Vera nodded. Her siblings would believe her, even if some needed their father to vouch for it. "Yes, Mother."

"Good." Her mother stepped back. She still faced Vera, but her eyes flicked to her left--where Vera's father stood. "Severin, why are you looking at me like that?"

"I..." He blinked again--once again surprised to see that she remained. "I don't want to see you disappear again."

"I'll warn you when it's about to happen. You can turn around, or close your eyes." Her mother's head followed the lead of her eyes, and her body followed her head in turn. She took his hands in hers, her thumb stroking his knuckle. "I know I'll have to."

They stared at each other a moment, as Vera vaguely recalled them doing every now and then when her mother had been alive, but back then, such moments had been happy--joyous. Here, a thousand conflicting tensions stood between them, the old dreams and the eternal feelings and everything that had happened in the past twenty years. Her father had spent two years getting over her mother, two long drunken years of self-destructive shadow-hedonism that Vera and her siblings preferred to forget. Then he'd married Nora, who'd been a wonderful stepmother, and they'd had their five children. And one by one, Vera's siblings had married and started having children of their own, Vera herself included. Her mother hadn't even lived to see her first grandchild, Raia's Alina, so obviously named for her.

But her mother, from wherever she was, had seen it all, from afar. And she would understand by now that life would go on, with or without her, with or without any of them. That nothing her husband had done meant he no longer loved her, just that they no longer inhabited the same plane of existence. Just that letting go was the hardest thing he'd ever done.

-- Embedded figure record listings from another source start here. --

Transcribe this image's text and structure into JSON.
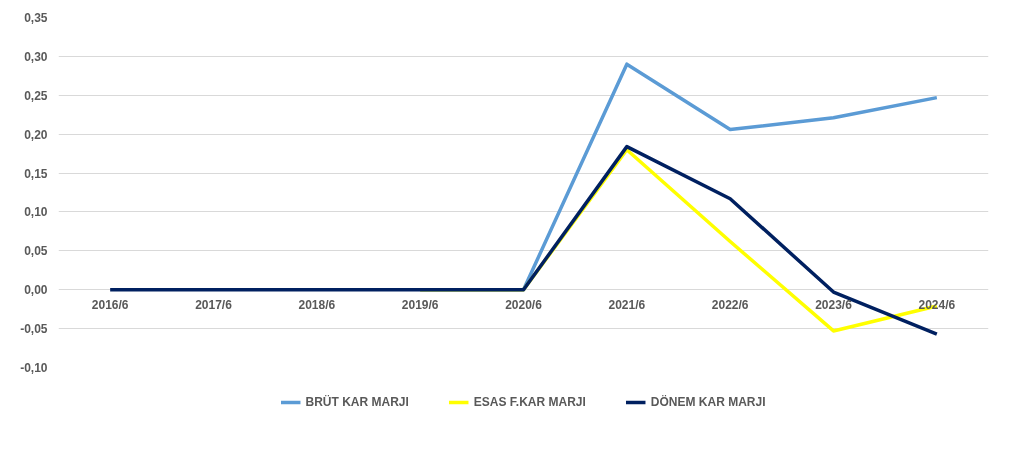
{
  "chart_data": {
    "type": "line",
    "categories": [
      "2016/6",
      "2017/6",
      "2018/6",
      "2019/6",
      "2020/6",
      "2021/6",
      "2022/6",
      "2023/6",
      "2024/6"
    ],
    "series": [
      {
        "name": "BRÜT KAR MARJI",
        "color": "#5b9bd5",
        "values": [
          null,
          null,
          null,
          0,
          0,
          0.29,
          0.206,
          0.221,
          0.247
        ]
      },
      {
        "name": "ESAS F.KAR MARJI",
        "color": "#ffff00",
        "values": [
          null,
          null,
          null,
          0,
          0,
          0.18,
          0.062,
          -0.053,
          -0.021
        ]
      },
      {
        "name": "DÖNEM KAR MARJI",
        "color": "#002060",
        "values": [
          0,
          0,
          0,
          0,
          0,
          0.184,
          0.117,
          -0.003,
          -0.057
        ]
      }
    ],
    "ylim": [
      -0.1,
      0.35
    ],
    "yticks": [
      {
        "value": -0.1,
        "label": "-0,10"
      },
      {
        "value": -0.05,
        "label": "-0,05"
      },
      {
        "value": 0,
        "label": "0,00"
      },
      {
        "value": 0.05,
        "label": "0,05"
      },
      {
        "value": 0.1,
        "label": "0,10"
      },
      {
        "value": 0.15,
        "label": "0,15"
      },
      {
        "value": 0.2,
        "label": "0,20"
      },
      {
        "value": 0.25,
        "label": "0,25"
      },
      {
        "value": 0.3,
        "label": "0,30"
      },
      {
        "value": 0.35,
        "label": "0,35"
      }
    ],
    "grid": "y",
    "legend": "bottom",
    "marker": "none",
    "line_style": "solid"
  }
}
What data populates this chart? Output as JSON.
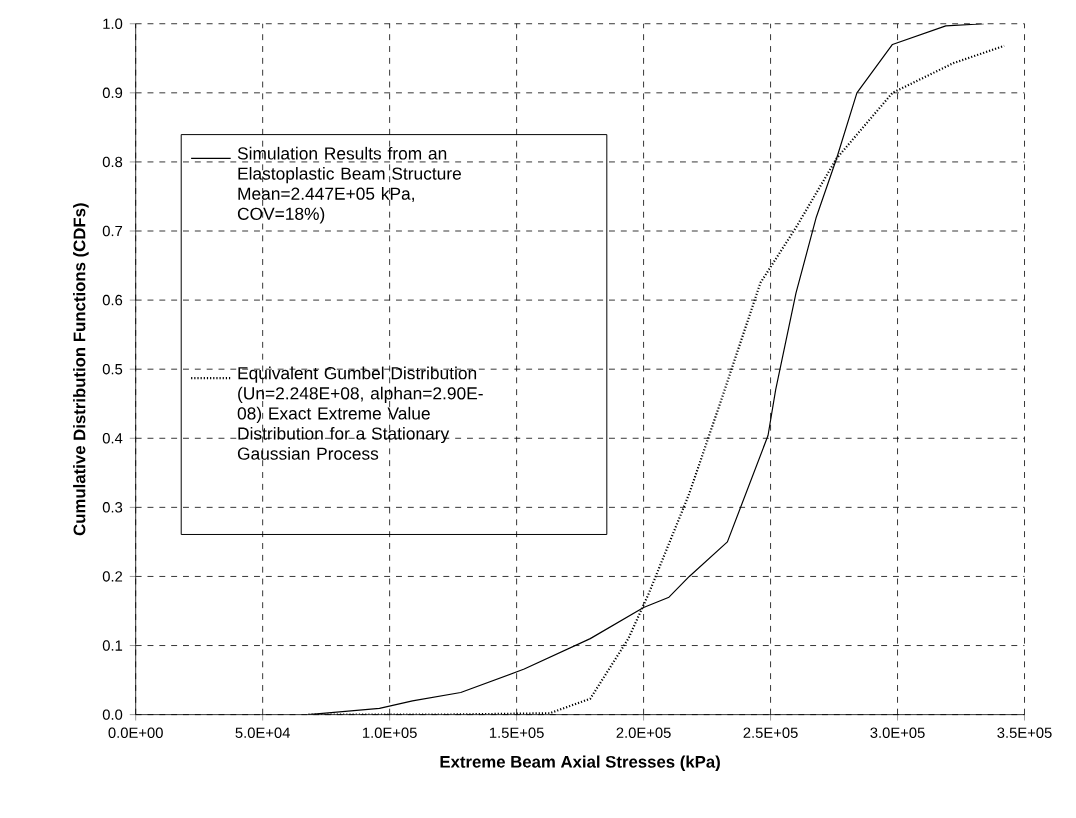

"We won't see each other again for a very long time. Try to remember that that's a good thing?"

Lip caught in his teeth, Vera's father bowed his head. "I don't know what to say."

"Just kiss me once." Her mother drew herself into him, arms to his back. "That will be enough."



Van said...

I never noticed it before I shot the post after this one, but Oswald actually looks a lot like Holladrin.

Ekho said...

This is super sweet but also heartbreaking. I wonder how Vera is going to handle this knew position as 'Gatekeeper' and I wonder how many on the other side are in need of her assistance. I guess I'm glad Severin could have this moment with Alina, and that Alina was the one to explain it all. I just hope the ghost of his ex wife isn't going to upset his current marriage, or his mental state at least. Revisiting old demons isn't the grandest idea.

Van said...

Thanks! Vera seems to be handling the new knowledge fairly well at the moment, but we'll see how things go when she has to (knowingly) use her powers in the future. We do know that anyone who seeks her services likely wants to speak with a living loved one in Naroni.

Severin's marriage to Nora is pretty solid at this point, so I wouldn't be too worried about there. He'll tell her about this, and while he might be a little shaken up for a while, he'll bounce back pretty quickly. As for Nora, I'm sure dead former spouses get a pass in her book, and she was always fond of Alina, so I don't foresee any jealousy issues on that front.